JSON Serialization might be your Rails bottleneck

568 words - 2 minutes

Rendering JSON or calling to_json is slow in Rails and you may benefit from generating the JSON in the query itself.

Let’s say you have a method in a controller returning approximately 200 simple JSON objects representing users.

def users
  render json: User.all
end

Everything works, but it feels like the endpoint is slower than it should be even in the local development environment where latency is zero and there is no user load.

Here’s how the response looks like in the Rails console:

Completed 200 OK in 91ms (Views: 61.9ms | ActiveRecord: 22.5ms | Allocations: 25990)

It’s not terrible, but the time spent rendering the view and the number of allocations seems strangely high.

Problem

JSON Serialization in Rails is slow, because the JSON transformation ResultSet#to_json involves first allocating a Rails object for each row returned from the query, and then converting each object one by one to the JSON representation. Ruby’s dynamic nature results into relatively large number of heap allocations and CPU time spent on doing the transformation.

What if we could just skip the Ruby processing?

Solution

Instead of returning each row from the database query, we can augment the database query to aggregate all results into the JSON string already in the database. That way we’re shifting majority of the work onto more optimized database workers. Postgres has a wide variety of JSON functions we can use to construct JSON.

In this code snippet we’re creating a helper method query_to_json, which will transform the given query into a nested table expression for Postgres.

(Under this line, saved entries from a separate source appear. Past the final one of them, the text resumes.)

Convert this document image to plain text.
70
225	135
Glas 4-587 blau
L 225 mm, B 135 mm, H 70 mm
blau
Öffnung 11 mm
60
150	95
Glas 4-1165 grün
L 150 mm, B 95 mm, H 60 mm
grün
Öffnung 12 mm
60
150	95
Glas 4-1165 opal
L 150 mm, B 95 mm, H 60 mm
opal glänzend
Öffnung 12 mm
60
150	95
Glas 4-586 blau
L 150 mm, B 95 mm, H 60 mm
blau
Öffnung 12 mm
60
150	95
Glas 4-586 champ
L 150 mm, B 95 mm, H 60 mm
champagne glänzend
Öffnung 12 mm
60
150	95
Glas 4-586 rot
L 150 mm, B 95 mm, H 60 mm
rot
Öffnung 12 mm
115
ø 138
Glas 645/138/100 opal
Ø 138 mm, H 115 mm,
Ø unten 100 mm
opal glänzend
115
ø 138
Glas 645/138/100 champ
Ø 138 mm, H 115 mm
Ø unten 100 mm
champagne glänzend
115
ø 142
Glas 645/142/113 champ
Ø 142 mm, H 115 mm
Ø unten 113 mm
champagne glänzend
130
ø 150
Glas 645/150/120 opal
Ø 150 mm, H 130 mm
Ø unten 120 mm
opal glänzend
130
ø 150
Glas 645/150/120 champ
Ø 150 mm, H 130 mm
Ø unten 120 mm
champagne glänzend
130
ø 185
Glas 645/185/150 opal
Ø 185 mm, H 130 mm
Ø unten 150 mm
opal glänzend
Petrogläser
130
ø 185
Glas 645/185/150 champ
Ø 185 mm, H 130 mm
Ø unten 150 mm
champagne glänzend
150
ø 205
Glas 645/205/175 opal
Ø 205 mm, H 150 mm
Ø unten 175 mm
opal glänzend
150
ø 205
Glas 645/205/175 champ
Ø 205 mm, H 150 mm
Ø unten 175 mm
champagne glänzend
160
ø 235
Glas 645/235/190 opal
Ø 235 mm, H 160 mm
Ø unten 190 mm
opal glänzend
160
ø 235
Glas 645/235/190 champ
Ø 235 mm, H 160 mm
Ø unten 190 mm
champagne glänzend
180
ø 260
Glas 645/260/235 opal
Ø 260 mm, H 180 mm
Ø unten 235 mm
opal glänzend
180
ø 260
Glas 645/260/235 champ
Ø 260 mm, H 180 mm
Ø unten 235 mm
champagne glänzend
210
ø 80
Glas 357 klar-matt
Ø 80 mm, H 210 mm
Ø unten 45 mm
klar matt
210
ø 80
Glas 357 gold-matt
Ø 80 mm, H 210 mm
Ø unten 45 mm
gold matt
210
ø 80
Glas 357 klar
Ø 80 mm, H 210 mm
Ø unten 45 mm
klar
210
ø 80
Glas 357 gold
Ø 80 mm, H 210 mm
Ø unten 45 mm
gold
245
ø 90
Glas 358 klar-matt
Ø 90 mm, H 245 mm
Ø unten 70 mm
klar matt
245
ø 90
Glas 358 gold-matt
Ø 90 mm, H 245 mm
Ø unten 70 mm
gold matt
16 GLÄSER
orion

The SQL for the expression looks something like array_to_json(array_agg(original_query)).

# More efficient replacement for ResultSet#to_json
def query_to_json(query)
  query_sql = Arel.sql(query.to_sql)
  
  cte_table = Arel::Table.new(:orig_query)
  cte_definition = Arel::Nodes::Grouping.new(query_sql)
  cte = Arel::Nodes::As.new(cte_table, cte_definition)

  json = Arel::SelectManager.new
    .from(cte_table)
    .project([
      Arel::Nodes::NamedFunction.new(
        "array_to_json",
        [
          Arel::Nodes::NamedFunction.new(
            "array_agg",
            [Arel.sql("orig_query")]
          )
        ]
      )
    ])
    .with(cte)

  query.connection.execute(json.to_sql).values.first.first || "[]"
end

def users
  render json: query_to_json(User.all)
end

The positive impact on query speeds is clear:

Completed 200 OK in 41ms (Views: 0.1ms | ActiveRecord: 33.6ms | Allocations: 2206)

While some of the processing time was shifted to ActiveRecord, the overall query duration becomes significantly faster.

If your codebase includes critical paths where JSON generation is involved, consider leveraging the database for serialization.

But I don’t use to_json

If your schema follows JSON:API specifications, fast_jsonapi might be useful.

If you’re using ActiveModel Serializers, postgres_ext-serializers is a way to still leverage the underlying database.